The provisions of the TFA include improvements to the availability and publication of information about cross-border procedures and practices, improved rights of appeal for traders, reduced fees and formalities connected to the import and export of goods, faster clearance procedures and enhanced conditions for freedom of transit of goods. The TFA also contains measures for effective cooperation between Customs and other authorities involved in the facilitation of trade and Customs compliance issues.
The impact of TFA implementation will be a very significant step, and may be compared with the worldwide reduction and elimination of tariffs.
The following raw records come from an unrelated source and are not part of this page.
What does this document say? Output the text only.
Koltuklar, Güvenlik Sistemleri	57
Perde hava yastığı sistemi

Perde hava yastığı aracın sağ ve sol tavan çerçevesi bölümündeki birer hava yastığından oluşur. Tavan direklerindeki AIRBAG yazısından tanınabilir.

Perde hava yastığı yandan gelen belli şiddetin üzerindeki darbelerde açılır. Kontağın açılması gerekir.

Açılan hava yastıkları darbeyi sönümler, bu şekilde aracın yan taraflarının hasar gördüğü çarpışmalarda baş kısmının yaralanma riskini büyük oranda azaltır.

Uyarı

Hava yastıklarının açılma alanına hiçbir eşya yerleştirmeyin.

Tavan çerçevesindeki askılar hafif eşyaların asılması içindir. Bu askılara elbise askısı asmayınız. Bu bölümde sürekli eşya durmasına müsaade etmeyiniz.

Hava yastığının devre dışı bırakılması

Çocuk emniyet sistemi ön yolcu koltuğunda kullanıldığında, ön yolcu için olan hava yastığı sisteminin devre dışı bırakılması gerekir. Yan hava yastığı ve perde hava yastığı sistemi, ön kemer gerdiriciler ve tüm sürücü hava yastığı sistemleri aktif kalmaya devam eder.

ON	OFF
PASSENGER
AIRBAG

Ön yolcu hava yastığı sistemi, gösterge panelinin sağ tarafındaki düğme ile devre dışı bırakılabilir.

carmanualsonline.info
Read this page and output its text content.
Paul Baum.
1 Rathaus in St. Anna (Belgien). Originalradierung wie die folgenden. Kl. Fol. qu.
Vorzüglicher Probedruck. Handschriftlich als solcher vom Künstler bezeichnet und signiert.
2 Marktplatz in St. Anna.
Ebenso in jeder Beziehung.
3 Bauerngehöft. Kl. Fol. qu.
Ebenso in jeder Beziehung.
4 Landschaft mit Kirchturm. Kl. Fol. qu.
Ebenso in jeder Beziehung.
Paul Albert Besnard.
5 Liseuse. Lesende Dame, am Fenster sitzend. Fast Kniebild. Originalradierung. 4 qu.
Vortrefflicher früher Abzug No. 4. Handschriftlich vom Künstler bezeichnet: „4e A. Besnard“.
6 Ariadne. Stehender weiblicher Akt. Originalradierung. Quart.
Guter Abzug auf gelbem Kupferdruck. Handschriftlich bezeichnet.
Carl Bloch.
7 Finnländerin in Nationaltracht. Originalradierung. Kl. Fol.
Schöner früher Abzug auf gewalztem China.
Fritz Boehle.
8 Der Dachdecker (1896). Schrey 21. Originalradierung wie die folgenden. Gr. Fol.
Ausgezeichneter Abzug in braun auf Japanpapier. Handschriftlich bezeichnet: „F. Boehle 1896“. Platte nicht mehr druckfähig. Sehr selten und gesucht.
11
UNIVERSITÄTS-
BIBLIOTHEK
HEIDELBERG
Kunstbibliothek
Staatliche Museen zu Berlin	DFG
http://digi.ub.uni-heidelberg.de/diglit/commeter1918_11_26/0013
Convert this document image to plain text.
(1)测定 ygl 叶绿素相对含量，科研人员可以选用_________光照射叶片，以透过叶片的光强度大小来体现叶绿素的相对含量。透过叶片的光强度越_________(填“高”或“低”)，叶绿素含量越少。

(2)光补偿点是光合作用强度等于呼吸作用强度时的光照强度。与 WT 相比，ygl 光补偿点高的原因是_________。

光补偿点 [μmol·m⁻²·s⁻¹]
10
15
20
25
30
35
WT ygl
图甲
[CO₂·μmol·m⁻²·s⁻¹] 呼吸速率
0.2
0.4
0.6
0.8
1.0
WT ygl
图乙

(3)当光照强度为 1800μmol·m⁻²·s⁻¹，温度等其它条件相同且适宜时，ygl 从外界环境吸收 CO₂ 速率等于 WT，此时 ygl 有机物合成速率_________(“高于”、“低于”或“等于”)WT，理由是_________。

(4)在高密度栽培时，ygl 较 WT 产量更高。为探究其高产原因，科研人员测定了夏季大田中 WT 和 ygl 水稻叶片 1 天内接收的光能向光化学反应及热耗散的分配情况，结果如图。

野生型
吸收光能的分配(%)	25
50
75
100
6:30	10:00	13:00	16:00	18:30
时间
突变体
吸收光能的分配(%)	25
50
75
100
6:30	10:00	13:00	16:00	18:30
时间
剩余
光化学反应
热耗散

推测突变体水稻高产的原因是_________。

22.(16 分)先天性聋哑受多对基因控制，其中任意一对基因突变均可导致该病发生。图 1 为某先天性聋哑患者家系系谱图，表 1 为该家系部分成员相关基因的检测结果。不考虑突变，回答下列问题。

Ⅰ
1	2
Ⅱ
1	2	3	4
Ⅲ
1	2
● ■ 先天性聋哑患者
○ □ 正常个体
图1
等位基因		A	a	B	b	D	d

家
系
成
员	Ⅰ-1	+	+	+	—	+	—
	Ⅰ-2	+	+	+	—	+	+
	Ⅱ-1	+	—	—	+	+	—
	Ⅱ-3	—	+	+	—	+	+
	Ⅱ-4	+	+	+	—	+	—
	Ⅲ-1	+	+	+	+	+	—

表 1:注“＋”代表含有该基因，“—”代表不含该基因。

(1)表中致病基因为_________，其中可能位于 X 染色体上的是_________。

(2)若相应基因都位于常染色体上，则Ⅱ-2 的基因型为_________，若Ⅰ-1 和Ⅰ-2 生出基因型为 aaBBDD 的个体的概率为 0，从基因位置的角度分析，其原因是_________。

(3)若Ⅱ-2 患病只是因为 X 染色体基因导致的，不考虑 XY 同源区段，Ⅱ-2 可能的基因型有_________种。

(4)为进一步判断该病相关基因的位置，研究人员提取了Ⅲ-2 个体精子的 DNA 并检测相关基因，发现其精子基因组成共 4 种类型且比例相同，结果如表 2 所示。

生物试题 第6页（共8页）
At the time of writing this review, the following WTO members had accepted and ratified the TFA:
Hong Kong China, Singapore, the United States, Mauritius, Malaysia, Japan, Australia, Botswana, Trinidad and Tobago, the Republic of Korea, Nicaragua, Niger, Belize, Switzerland, Chinese Taipei, China, Liechtenstein, Lao PDR, New Zealand, Togo, Thailand, the European Union (on behalf of its 28 member states), the former Yugoslav Republic of Macedonia, Pakistan, Panama, Guyana, Côte d’Ivoire, Grenada, Saint Lucia, Kenya, Myanmar, Norway, Vietnam, Brunei Darussalam, Ukraine, Zambia, Lesotho, Georgia, Seychelles, Jamaica, Mali, Cambodia, Paraguay, Turkey, Brazil, Macao China, the United Arab Emirates, Samoa, India, the Russian Federation, Montenegro, Albania, Kazakhstan, Sri Lanka, St. Kitts and Nevis, Madagascar, the Republic of Moldova, El Salvador, Honduras, Mexico, Peru, Saudi Arabia, Afghanistan, Senegal, Uruguay, Bahrain, Bangladesh, the Philippines, Iceland, Chile, Swaziland, Dominica, Mongolia, Gabon, the Kyrgyz Republic, Canada, Ghana, Mozambique, Saint Vincent & the Grenadines, Nigeria, Nepal, Rwanda, Oman, Chad and Jordan.